Create the evaluator

Let's create an evaluator that compares the initial draft email and simplified email on an evaluation rubric.

We will use an AI evaluator to compare the steps.

Define a processor

In the above image, we first use a basic processor called "Extract Steps" to transform the two OpenAI completions from the pipeline to variables processed.initialDraft and processed.simplification that can be interpolated into the AI model-graded evaluation.

javascript
function process({ inputs, expectedOutputs, outputs, steps }) {
const processedOutputs = {
initialDraft: steps[0].outputs.choices[0].message.content,
simplification: steps[1].outputs.choices[0].message.content
};
return processedOutputs;
}

The returned value from the processor is made available to the AI evaluator as the processed object.

Processor runs in Gentrace

Note that the processor runs within Gentrace, not within your own code.

Define a prompt

We then use the two keys (processed.initialDraft and processed.simplification) to interpolate into the following prompt.

handlebars
You are comparing two emails. Here is the data:
[BEGIN DATA]
************
[Task]: Are these emails semantically similar?
************
[First Email]: {{ processed.initialDraft }}
************
[Second Email]: {{ processed.simplification }}
************
[END DATA]
Select between one of the two options below:
(A) The first email is essentially semantically identical to the second email
(B) The first email is fundamentally semantically different from the second email

Test the evaluator

To test that your evaluator is working correctly, you can select a previously observed pipeline output and then press "Evaluate". You will see how the evaluator response in the far right pane.

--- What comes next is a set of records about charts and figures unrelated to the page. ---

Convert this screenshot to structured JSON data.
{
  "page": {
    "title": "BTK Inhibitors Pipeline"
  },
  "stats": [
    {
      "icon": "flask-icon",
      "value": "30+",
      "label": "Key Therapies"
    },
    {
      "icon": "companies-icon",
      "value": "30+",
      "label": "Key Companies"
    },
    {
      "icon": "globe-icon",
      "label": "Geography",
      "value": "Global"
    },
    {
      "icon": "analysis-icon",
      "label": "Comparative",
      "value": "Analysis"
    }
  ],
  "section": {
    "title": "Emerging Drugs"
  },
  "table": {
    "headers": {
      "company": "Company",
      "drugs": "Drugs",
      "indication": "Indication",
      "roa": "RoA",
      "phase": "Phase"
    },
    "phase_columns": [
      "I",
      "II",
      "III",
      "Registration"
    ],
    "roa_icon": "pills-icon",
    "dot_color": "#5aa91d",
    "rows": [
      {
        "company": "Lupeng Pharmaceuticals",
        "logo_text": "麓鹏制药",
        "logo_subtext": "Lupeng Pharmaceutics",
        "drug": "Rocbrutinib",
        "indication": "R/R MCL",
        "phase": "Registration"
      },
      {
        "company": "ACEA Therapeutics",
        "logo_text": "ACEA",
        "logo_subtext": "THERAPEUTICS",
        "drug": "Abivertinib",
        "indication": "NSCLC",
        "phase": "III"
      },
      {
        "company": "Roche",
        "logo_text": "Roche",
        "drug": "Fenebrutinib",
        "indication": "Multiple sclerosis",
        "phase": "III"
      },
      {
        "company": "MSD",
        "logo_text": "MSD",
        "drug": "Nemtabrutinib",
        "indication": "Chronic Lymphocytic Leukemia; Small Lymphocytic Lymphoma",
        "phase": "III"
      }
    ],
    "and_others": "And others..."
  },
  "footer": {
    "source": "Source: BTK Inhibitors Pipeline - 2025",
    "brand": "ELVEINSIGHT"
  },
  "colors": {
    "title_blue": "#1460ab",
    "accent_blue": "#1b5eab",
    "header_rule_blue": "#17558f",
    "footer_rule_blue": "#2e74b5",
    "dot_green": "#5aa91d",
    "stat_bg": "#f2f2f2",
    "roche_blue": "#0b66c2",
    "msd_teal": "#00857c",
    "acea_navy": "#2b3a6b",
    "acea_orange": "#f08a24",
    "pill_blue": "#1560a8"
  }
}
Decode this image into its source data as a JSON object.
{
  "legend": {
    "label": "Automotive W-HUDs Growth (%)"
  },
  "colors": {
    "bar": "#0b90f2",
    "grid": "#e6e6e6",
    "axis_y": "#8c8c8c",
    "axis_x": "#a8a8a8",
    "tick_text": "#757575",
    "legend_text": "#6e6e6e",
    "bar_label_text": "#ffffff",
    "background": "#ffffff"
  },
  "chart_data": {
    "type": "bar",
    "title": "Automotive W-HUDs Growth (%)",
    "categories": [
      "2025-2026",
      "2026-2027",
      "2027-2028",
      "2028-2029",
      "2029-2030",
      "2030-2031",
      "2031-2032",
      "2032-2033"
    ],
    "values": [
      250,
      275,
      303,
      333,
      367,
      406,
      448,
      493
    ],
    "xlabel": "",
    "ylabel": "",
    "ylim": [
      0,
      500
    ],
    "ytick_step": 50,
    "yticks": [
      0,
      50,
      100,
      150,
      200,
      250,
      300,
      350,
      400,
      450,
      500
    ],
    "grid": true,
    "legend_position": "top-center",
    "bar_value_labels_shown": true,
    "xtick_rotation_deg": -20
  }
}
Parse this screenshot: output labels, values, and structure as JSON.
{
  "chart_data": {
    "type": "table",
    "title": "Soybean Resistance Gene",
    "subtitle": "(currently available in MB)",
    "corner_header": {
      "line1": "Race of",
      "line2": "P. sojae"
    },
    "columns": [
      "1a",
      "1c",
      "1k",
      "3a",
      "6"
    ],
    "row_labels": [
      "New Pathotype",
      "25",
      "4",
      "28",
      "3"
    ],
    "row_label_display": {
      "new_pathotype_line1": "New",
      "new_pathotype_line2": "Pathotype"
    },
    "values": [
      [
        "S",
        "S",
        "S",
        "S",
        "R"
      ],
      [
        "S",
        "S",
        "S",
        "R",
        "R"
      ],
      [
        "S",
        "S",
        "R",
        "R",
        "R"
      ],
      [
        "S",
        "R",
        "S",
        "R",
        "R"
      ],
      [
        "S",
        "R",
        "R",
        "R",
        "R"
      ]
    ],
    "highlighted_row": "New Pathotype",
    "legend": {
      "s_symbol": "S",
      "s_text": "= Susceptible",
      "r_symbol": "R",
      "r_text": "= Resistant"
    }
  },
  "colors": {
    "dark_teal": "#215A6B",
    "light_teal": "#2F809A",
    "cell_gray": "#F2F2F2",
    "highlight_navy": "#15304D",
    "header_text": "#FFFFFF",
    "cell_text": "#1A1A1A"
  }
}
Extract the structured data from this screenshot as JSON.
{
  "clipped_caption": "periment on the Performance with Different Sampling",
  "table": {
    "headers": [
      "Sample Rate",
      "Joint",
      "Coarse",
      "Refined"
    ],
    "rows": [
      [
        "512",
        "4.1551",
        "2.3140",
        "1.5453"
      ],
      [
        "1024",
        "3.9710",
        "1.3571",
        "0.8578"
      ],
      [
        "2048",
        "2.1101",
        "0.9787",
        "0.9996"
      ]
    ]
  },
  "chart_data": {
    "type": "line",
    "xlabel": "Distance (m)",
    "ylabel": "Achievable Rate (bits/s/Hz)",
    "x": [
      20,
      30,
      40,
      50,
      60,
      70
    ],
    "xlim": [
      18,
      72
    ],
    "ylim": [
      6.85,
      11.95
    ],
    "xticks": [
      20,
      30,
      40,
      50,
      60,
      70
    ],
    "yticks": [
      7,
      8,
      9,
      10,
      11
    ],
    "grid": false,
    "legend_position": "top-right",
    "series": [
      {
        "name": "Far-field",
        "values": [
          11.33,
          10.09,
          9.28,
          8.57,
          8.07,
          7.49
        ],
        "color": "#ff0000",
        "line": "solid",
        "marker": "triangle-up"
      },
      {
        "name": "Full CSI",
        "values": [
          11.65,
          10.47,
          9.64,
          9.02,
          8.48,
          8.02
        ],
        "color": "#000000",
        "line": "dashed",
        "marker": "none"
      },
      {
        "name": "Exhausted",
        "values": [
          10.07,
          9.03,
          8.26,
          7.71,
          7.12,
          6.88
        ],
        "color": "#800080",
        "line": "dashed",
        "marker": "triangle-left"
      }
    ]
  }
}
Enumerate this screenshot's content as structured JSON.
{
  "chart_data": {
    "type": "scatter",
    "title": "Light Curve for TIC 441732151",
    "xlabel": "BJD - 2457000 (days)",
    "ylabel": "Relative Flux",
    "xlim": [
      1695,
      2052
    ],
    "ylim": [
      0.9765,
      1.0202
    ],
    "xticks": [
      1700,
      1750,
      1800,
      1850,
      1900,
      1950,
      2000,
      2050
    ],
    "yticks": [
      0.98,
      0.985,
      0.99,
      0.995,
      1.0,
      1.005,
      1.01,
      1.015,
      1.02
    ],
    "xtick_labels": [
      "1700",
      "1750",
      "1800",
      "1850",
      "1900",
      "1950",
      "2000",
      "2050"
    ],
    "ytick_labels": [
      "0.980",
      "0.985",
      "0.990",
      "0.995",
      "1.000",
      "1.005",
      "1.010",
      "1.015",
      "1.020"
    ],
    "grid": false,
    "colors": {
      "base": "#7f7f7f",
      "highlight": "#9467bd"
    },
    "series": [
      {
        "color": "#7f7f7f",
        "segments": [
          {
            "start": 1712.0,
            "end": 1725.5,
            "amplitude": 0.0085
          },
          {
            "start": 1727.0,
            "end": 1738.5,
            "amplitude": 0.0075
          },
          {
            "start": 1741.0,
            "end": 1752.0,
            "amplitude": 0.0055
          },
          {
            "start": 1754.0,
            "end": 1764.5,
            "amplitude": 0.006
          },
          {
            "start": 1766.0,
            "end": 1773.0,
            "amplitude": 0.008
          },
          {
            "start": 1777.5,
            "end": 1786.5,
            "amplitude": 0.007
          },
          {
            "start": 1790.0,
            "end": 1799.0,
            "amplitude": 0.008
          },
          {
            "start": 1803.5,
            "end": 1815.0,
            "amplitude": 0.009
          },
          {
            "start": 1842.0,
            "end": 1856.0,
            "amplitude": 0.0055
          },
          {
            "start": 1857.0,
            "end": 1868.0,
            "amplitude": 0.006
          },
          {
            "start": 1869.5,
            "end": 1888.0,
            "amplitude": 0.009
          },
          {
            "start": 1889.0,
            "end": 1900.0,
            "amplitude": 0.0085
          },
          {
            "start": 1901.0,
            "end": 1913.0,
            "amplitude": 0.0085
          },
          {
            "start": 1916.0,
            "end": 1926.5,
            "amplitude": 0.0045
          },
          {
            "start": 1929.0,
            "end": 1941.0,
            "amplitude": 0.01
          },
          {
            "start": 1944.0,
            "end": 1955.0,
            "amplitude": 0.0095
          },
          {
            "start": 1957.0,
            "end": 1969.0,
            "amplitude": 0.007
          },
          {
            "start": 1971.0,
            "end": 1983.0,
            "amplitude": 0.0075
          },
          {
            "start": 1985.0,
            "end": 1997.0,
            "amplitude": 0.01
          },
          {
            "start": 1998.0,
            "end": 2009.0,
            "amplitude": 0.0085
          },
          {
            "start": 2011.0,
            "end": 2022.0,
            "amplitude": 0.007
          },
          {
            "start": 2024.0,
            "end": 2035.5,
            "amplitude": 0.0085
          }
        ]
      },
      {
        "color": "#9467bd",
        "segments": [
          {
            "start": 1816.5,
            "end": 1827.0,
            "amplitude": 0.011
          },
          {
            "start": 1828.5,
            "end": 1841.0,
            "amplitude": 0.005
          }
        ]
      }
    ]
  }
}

Once you're done testing, you can press finish to create the evaluator.

Use processors to selectively run evaluators

Let's say we have a pipeline where test case inputs are written either in Spanish or English. We want to run:

  • A Spanish evaluator on Spanish inputs
  • An English evaluator on English inputs.

Each test case has a language field that specifies the language input. We can then use a processor to selectively run evaluators based on the language.

Example

json
{
"language": "es",
"query": "Hola, ¿cómo estás?"
}

Defining the processor

Create a processor using the methods described earlier. Then, define a Spanish-language processor that returns false if the input is not in Spanish.

javascript
function process({ inputs, expectedOutputs, outputs, steps }) {
return inputs.language === 'es'
}

Filtered evaluators will not be run if the processor returns false.